Yapılan açıklamanın diğer trajik bir yönü ise İçişleri ve Yerel Yönetimler Bakanlığının söz konusu mültecileri kaçırarak kazanç elde edenlerin önüne geçilmesi ve mültecilerin yaşamlarının riske atılmaması amacıyla karar ürettiğini iddia etmesidir. Öncelikle vurgulamak isteriz ki, çocuklara biber gazı sıkırak, insanlara şiddet uygulayarak onları bir yerden başka bir yere götürmek insan kaçakcıların yöntemleri kadar tehlikeli bir yöntemdir. Bununla beraber, insan kaçakcılığının önüne geçmenin yolu mültecileri sınıdışı etmek değil, insan kaçakcılığı ile ilgili yasaların düzenlenmesidir. Mülteci ve insan kaçakcılığı meselelerinin iki farklı konu olduğunu ilgililere bir kez daha hatırlatır bu konular üzerinde kendilerini acilen ve insan haklarına uygun çalışma yapmaya tekrar davet ederiz.
Defalarca Bakanlık yetkililerine Türkiye’de ki sığınmacı kamplarının 35 Suriyeli için güvenli bir yer olmadığını ve bu sebepten ötürü Kuzey Kıbrıs’a geldiklerini açıklamıştık. Ancak, Bakanlık tarafından yapılan basın açıklamasıya 35 Suriyeli mültecinin, hangi mülteci kampına yerleştirileceğinin de açıklanması ve söz konusu kişilerin kendilerini arayan kişiler tarafından bulunmasına yardımcı olunması da başka bir büyük gaf ve skandaldır.
Bakanlık tarafından yapılan basın açıklaması, konu ile olguları değerlendirmeden, yeterli araştırma yapılmadan bir devlet yöneticisine yakışmayacak şekilde alındığının açık bir göstergesidir.
Ayrıca, mültecilerin sınırdışı edilmesi sırasında ve gemiye bindiklerinde de şiddete maruz kalmaları, bu olaya şahit olan sivil kişşilerinde şiddete uğramaları, işkence yasağı çerçevesinde değerlendirilmesi gereken bir konudur. İnsan Haklarına saygılı bir otoritenin bunlar araştırıp cezalandırması gerekmektedir, aksi takdirde devlet tarafından işkencenin teşvik edilmesi ve desteklenmesi sonucu ortaya çıkmaktadır.

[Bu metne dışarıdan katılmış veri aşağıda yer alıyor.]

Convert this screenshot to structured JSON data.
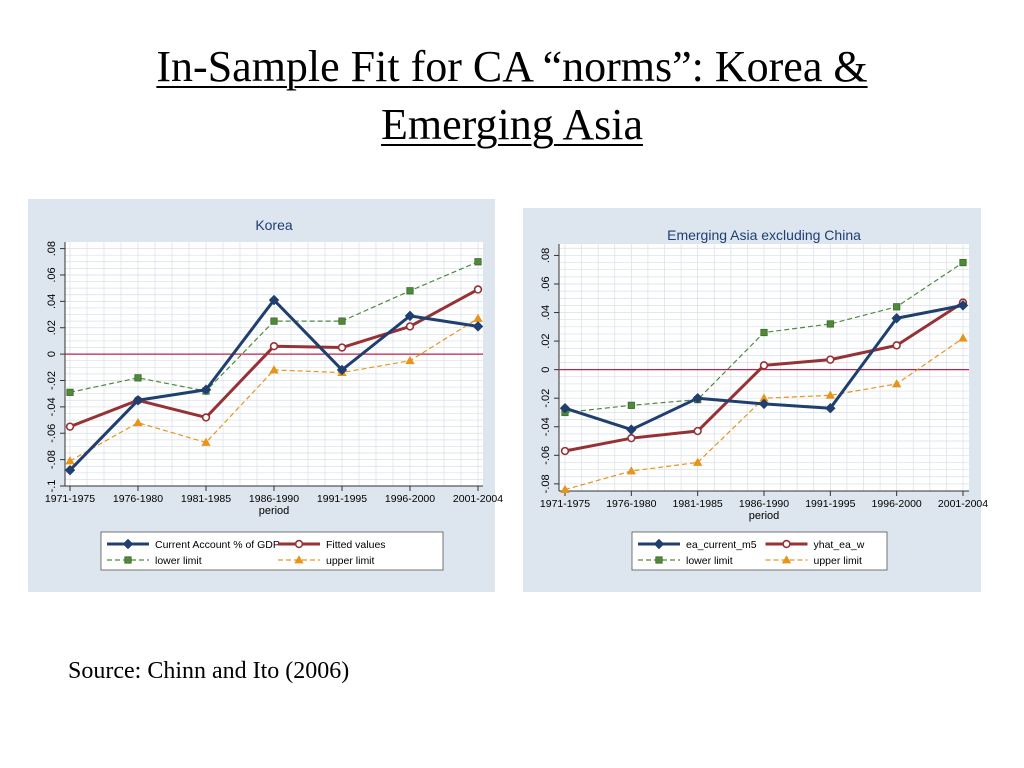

Şu anda, Suriye’de sürmekte olan sıcak bir savaş vardır, Birleşmiş Milletler Mülteciler Yüksek Komiserliği’de KKTC’ye gelen Suriyeli sığınmacılar için her türlü desteği sağlamaya hazırdır. Suriyeli mülteciler buraya gelmeye devam edecektir ve bu bağlamda hükümetin bu konuda hukuk develeti ve insan haklarına uygun bir politika geliştirmesi gerekmektedir.